Monday, October 06, 2008

Pagan Pizza

When Vaughan Lazar and Michael Gordon opened their organic pizza joint in 2006, it seemed like a gutsy attempt to snatch a piece of the pie from the top dogs. But the fraternity buddies were just catering to a different set of taste buds. Says Lazar, "We found a huge void in the restaurant industry for people eating organically."

Pizza Fusion not only serves up pizza, but it also delivers passion--starting with organic, gluten-free, vegetarian and vegan toppings and extending to the stores' recycled blue jeans insulation, potato starch utensils and countertops made out of recycled glass soda bottles from other Pizza Fusion stores. "Everything can be reused or recycled, so our stores leave literally zero footprints," says Gordon, who adds that they often buy local products to cut down on transportation waste


Go check out their website with its *SAVING THE EARTH one pizza at a time* bull excrement.

Yeah every one of their delivery cars is a Prius; I've already rendered my fact-based opinion on them.

So that means their pizza delivery vehicles are about 20-30 times what the average clunker from Domino's costs.
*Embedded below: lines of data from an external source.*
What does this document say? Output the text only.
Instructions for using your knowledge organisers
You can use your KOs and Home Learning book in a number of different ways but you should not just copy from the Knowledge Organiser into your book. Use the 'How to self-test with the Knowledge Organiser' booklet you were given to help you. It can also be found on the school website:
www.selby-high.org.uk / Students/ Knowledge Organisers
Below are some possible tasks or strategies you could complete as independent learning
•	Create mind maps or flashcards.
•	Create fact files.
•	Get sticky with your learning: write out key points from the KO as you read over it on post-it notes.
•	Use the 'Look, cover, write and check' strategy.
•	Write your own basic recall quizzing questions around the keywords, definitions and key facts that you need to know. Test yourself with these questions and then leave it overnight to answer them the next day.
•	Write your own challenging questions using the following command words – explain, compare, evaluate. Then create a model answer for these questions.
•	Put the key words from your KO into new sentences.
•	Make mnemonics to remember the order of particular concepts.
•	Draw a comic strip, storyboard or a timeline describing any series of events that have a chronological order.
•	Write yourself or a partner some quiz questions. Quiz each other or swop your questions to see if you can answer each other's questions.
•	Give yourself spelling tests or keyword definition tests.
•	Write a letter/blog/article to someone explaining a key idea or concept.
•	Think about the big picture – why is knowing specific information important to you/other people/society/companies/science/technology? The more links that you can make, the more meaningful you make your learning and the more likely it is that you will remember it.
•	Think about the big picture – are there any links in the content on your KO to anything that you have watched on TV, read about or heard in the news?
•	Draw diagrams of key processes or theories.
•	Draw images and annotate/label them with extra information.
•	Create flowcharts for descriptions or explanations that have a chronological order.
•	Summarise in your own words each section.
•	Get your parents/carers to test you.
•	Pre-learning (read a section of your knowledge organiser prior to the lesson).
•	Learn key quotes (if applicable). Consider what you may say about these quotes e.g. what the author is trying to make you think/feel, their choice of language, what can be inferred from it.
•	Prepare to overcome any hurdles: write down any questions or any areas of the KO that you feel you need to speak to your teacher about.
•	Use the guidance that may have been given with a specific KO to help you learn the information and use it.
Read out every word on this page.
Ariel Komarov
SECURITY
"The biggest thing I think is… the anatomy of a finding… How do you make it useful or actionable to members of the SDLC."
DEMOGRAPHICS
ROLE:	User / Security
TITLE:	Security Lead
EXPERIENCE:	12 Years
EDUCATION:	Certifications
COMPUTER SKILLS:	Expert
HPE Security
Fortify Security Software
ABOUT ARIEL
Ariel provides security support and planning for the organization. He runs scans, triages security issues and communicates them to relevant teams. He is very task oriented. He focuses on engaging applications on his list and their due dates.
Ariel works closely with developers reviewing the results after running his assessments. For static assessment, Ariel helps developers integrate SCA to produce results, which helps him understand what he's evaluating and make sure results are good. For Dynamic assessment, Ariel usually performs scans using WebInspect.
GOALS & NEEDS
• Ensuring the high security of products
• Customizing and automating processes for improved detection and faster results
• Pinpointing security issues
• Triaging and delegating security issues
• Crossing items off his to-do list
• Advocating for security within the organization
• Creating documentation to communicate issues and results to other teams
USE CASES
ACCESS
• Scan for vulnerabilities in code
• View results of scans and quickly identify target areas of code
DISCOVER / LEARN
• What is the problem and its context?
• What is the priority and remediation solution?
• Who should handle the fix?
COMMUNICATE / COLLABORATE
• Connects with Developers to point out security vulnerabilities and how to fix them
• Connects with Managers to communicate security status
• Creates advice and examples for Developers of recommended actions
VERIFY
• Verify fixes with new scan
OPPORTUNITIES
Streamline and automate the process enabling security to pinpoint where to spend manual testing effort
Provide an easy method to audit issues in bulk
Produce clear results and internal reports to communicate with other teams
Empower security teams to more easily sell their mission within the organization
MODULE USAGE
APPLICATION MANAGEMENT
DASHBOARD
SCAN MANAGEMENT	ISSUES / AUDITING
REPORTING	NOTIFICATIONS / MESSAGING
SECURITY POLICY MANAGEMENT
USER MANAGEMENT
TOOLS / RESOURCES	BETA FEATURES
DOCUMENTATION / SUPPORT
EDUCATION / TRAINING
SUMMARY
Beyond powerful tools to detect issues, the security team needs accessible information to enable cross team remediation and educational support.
How would you like to be in the highly competitive food business with high operational costs in this lethargic economy???

I wish Pizza Fusion were public so I could short it.

Then again, I'll bet Congress soon enough bans the short-selling of eco-pagan companies!


Anonymous said...

I'm gonna hope you know this but decided to leave it out of your post:

You are seriously missing the pricing power they have. Bet those pies cost a minimum of 2X a typical chain or even local place. Duuhh. Pricing power is highly underrated. They don't compete with Dominoes, the compete with Whole Foods. Your not shorting Whole Foods cause they are not price competitive with Stop & Shop are you? Do you short Morton's steak house because their burgers cost 10X a McDonalds one?

Slow out

CaptiousNut said...


I wouldn't *short* them solely on "pricing power".

This organic poop is a fad; it only had legs so long as food was at an all-time pricing low versus incomes. That is no longer the case as commodities have risen and incomes are getting hammered.

Sure, there are a few wealthy *pagan* locales that can support $25 pizzas indefinitely, BUT go read their aspirations. They want to expand all over like Starbucks and Whole Foods. There simply isn't wide demand for ridiculously priced *world saving* food. Punch up the long term stock charts of Starbucks and Wholefoods.

Plus there are an increasing number of people out there - like me - who would never buy this pagan food on principle alone.

Food is a tough business. It's deeply competitive. Restaurants have to compete with each other, brown bags, dieting, and even people who decide to grow their own vegetables.

IMO, the only thing that can make a restaurant, assuming good food and reasonable prices, is ultra-low start-up costs (esp. real estate) and local zoning that keeps the competition at bay (think $700,000 liquor licenses in Boston).

CaptiousNut said...


Will you register on Google already so I can more easily reference you on the blog?

Slow-Rion said...

Fine, I never even considered gettting an account. I'm sure not gonna start a blog though. I get such pleasure getting referred to.

I'll give you this: I had never considered the organic food as a fad related to the all time low price of food. Good point. I don't know if its valid or not but there is something to be said.

As far as veggie/vegan pizza going big: Highly unlikely. Most people prefer sausage and pepperoni to tofu and TVP.

CaptiousNut said...

Not only was the market for *premium food* of all sorts enabled by cheap food, I submit that Apple's expensive computers wouldn't be out-selling cheaper Dells if the absolute price of computing power wasn't pummeled so low.